Other songs to write home about are the pedaling, speedy thrasher “Crushed By the Cross,” the low-brow epic “Fuck This Place” and “El Presidente” which is a Metallica-like chugger with a horns and spidery chorus exploring the topic of duplicitous political leaders. The perfect song for politician likenesses to die expected multiple deaths in future live shows. The down side for each of these comes with extraneous parts/skits that play to the overall Gwar story/theme, but often freeze momentum for the listener in its tracks. It’s an issue that surfaces when a band – any band – is beholden more to a shtick than a sound. Additionally, there’s a lot of filler on The Blood of Gods; songs that are decent enough, but will never hold any long term sway.
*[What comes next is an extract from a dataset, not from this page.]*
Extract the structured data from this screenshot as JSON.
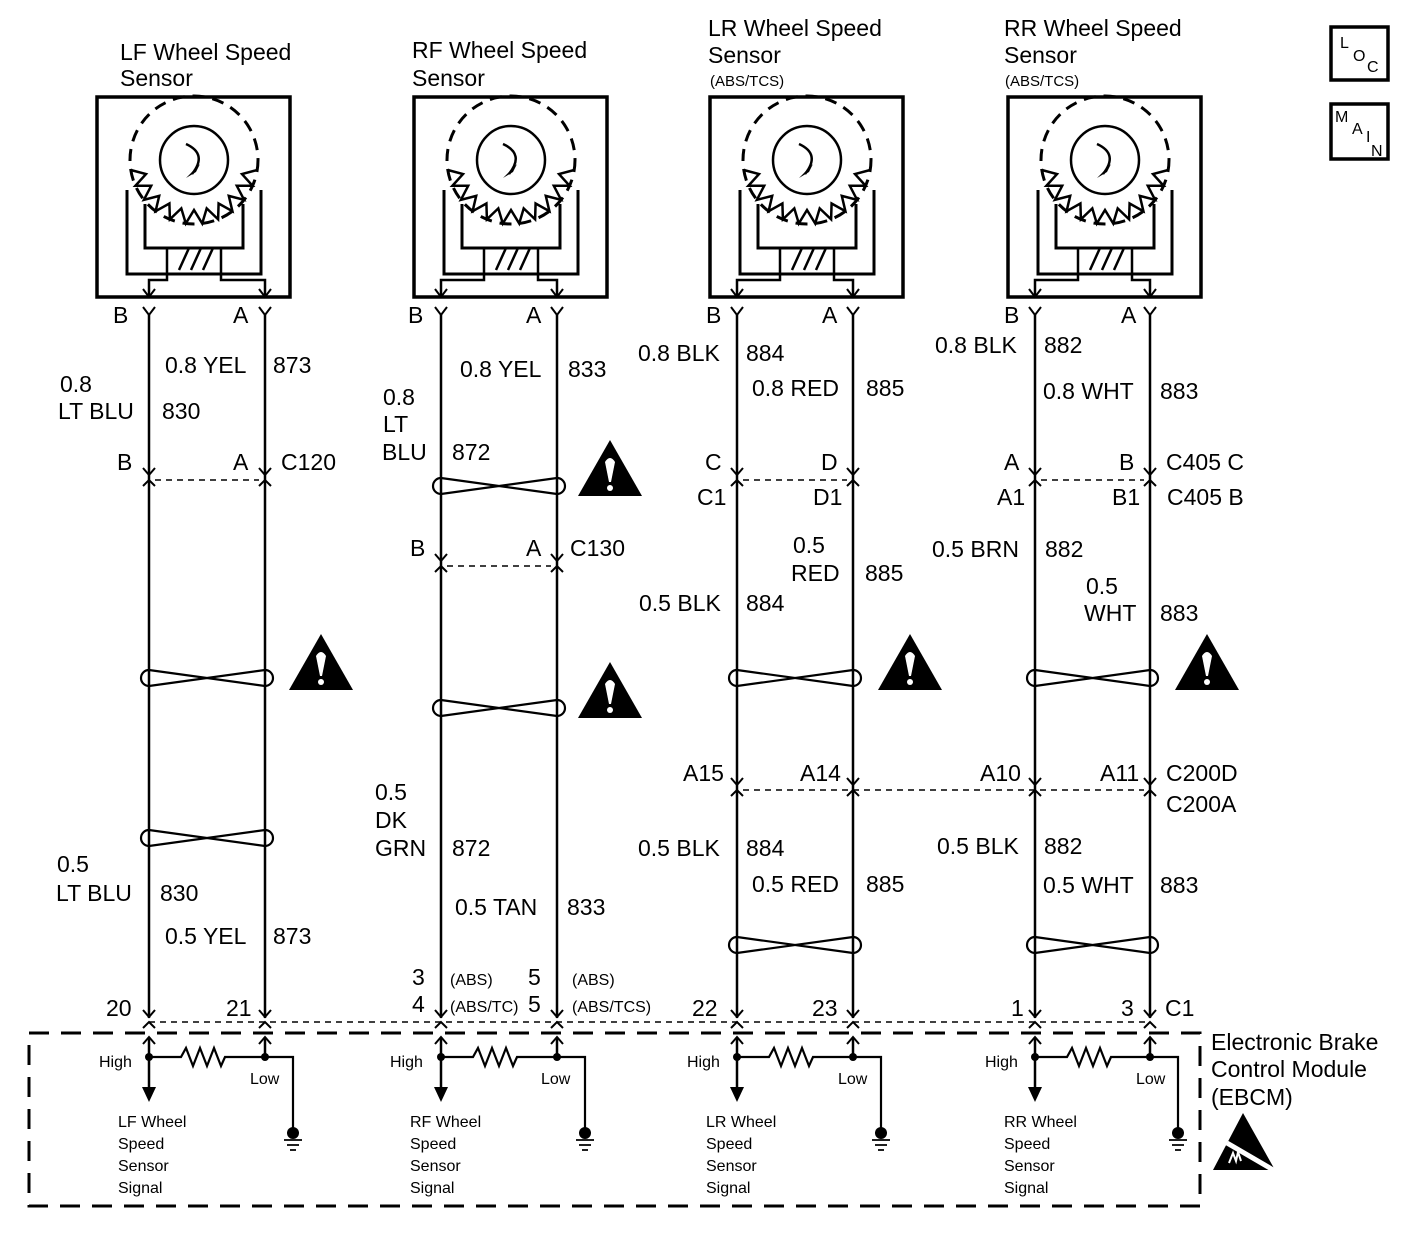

In the end, The Blood of Gods is an entertaining collection. There are strong songs that are attractively heavy and catchy enough to keep the band’s fanbase and individuals with sick senses of humour, but less than extreme musical tastes, pleased. Blothar’s does an admirable job and should be welcomed by most of the scumdog faithful as soon as he decapitates a likeness of Kim Jong-un and starts spraying the front rows with Trump jizz. At the same time however, this isn’t going to be the album that breaks the band beyond their legion into any more mainstream profile than already exists. Also, and as sacrilegious as it may be to say, this record is indicative that Gwar ending with the death of Brockie is a symbolic notion. That’s no disrespect to the creator of this whole mess, but there’s still life in the routine yet, even if the only time I’ll probably ever hear any of these songs again will be if I experience them in a live setting.